One study shed light on a possible cause of the troubling disorder. The researchers, led by Josef Rauschecker of Georgetown University Medical Center in Washington, used high-tech MRI scans to zero in on areas of the brain linked to the phantom ringing.

Dr. Rauschecker noted that tinnitus tends to occur in people who have suffered a loss of hearing in certain frequencies as a result of normal aging, loud-noise exposure or an accident. The brain, he said, tries to compensate for the partial hearing loss. "The neighbouring frequencies sort of expand into the gap," he said, which results in the ringing sound.
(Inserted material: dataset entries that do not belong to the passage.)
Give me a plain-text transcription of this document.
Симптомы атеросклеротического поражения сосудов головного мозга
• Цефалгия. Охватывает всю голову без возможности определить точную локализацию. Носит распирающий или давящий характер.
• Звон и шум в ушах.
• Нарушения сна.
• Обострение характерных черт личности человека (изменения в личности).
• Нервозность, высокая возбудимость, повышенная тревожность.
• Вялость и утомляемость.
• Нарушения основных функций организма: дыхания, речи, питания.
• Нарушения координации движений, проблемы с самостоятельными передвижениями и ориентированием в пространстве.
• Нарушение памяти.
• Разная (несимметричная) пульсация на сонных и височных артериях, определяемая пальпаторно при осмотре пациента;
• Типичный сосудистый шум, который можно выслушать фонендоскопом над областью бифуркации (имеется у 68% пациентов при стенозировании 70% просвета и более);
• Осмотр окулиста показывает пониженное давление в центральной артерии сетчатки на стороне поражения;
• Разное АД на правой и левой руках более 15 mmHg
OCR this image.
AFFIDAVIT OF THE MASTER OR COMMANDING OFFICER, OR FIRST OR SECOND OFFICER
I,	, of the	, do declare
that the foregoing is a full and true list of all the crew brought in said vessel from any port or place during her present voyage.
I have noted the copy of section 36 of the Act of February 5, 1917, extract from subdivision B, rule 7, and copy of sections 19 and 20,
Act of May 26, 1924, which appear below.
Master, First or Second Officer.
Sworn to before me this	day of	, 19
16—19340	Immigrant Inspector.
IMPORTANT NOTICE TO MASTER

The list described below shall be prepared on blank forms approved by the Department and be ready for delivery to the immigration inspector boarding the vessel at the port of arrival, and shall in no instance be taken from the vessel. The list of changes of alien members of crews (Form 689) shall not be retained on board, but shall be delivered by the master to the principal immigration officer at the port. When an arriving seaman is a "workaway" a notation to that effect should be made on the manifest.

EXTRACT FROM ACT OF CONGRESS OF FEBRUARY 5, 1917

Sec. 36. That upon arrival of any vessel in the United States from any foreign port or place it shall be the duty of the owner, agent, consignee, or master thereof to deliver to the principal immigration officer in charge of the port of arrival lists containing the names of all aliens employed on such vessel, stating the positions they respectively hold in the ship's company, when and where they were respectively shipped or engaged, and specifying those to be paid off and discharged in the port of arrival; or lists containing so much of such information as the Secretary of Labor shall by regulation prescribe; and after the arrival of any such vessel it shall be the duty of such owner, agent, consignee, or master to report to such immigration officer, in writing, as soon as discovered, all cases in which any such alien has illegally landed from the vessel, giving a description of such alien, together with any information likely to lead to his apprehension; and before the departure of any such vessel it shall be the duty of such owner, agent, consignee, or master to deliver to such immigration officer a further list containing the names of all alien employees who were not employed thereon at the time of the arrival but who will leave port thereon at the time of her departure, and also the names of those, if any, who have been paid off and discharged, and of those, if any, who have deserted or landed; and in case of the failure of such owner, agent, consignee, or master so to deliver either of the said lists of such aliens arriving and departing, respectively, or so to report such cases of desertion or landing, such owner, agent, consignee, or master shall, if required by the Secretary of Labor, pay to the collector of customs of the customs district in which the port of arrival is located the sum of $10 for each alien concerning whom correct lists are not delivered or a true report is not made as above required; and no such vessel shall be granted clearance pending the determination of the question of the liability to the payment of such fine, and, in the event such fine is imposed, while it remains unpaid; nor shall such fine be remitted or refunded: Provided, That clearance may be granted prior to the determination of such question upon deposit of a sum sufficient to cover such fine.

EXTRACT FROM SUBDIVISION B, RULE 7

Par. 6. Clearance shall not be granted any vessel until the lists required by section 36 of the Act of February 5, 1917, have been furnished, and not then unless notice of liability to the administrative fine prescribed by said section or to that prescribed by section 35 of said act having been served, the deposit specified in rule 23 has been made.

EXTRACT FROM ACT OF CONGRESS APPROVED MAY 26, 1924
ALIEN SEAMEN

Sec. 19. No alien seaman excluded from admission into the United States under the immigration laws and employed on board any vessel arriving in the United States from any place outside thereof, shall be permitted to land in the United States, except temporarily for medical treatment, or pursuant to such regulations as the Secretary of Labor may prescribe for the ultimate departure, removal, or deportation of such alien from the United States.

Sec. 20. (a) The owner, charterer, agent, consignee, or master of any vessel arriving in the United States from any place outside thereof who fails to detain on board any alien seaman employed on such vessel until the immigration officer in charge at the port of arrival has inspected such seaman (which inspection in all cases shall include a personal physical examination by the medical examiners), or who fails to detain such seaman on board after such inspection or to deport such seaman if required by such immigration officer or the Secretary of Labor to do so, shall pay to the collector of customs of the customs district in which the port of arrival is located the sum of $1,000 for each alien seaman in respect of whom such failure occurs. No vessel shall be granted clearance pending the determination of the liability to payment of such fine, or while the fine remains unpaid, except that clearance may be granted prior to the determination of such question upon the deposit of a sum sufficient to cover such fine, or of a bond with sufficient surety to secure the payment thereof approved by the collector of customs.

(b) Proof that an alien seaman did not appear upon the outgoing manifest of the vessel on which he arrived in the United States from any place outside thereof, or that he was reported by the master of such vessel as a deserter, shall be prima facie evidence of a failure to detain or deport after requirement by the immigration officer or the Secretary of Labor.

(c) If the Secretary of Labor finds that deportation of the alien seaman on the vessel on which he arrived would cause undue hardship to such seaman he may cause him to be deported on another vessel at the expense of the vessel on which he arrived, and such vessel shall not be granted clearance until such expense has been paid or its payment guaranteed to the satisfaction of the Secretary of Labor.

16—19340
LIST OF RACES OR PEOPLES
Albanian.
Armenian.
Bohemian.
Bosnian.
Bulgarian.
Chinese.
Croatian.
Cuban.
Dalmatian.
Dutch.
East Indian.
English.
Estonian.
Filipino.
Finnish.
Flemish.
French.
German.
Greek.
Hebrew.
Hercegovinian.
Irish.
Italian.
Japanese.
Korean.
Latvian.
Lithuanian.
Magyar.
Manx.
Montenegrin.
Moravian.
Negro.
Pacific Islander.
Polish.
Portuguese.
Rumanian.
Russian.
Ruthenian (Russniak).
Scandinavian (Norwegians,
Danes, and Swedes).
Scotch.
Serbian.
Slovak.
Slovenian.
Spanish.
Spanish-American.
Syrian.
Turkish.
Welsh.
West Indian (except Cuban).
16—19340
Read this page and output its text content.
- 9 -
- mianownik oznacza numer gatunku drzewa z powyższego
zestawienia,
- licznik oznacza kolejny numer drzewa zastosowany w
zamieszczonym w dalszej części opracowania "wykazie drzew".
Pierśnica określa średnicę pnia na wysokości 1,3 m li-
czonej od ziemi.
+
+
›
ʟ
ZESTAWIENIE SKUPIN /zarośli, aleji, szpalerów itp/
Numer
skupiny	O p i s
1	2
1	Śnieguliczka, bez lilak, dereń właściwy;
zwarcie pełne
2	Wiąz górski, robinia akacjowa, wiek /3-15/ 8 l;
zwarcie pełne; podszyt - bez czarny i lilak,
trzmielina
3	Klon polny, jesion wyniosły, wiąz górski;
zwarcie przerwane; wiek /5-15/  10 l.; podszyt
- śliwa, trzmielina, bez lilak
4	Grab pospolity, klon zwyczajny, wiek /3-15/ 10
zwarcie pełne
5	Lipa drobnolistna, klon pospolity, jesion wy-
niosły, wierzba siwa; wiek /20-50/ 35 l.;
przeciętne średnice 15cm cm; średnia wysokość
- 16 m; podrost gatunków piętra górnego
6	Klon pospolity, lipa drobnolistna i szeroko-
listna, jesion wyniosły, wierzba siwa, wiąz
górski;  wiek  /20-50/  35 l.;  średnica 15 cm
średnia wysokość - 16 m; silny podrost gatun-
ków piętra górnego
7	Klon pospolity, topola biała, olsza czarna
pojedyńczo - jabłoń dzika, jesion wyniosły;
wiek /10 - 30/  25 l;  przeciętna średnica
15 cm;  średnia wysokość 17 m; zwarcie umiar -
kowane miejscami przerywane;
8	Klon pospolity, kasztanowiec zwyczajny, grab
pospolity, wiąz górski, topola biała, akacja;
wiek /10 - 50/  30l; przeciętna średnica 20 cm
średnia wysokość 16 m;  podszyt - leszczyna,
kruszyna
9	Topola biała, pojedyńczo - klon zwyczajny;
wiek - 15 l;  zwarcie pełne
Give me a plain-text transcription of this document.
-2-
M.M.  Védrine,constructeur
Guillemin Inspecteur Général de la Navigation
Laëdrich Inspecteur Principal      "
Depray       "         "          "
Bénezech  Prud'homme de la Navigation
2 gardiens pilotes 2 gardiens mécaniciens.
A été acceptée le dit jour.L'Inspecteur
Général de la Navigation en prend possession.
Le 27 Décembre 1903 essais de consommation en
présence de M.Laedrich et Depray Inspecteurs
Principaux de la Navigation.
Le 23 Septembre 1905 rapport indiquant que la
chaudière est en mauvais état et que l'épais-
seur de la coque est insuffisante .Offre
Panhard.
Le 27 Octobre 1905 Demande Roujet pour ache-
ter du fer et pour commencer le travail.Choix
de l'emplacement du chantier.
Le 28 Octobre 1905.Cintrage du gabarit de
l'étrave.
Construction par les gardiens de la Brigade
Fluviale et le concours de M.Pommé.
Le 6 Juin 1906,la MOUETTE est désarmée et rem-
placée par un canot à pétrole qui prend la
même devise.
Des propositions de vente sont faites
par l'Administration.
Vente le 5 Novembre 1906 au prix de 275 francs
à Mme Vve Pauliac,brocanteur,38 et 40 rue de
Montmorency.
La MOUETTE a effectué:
Anyone who has been to a rock concert or listened to music at an extremely high volume, will have noticed a ringing in the ears for a day or so. Eventually, though, the ringing disappears. But for people with tinnitus, the ringing persists. The MRI scans revealed that part of the brain (the ventromedial prefrontal cortex) that would normally turn off or cancel out the ringing is unusually small in people with tinnitus. "Hopefully, we can find some therapies [to treat tinnitus]that are based on this new knowledge," said Dr. Rauschecker, whose study was published in the journal Neuron.

In the second study, researchers at the University of Texas and MicroTransponder Inc. in Dallas, report they were able to eliminate tinnitus in rats by stimulating the vagus nerve in the neck while simultaneously playing a variety of sound tones over an extended period of time.

They compared their novel therapy to hitting a "reset button" that basically retrains a part of the brain that interprets sounds. Their findings were published in the journal Nature.

Dr. Rauschecker said, in some respects, the two research papers are "highly" complementary. "The vagus nerve stimulation they used could well exert its effects … [through]the same structures we found to be involved in tinnitus."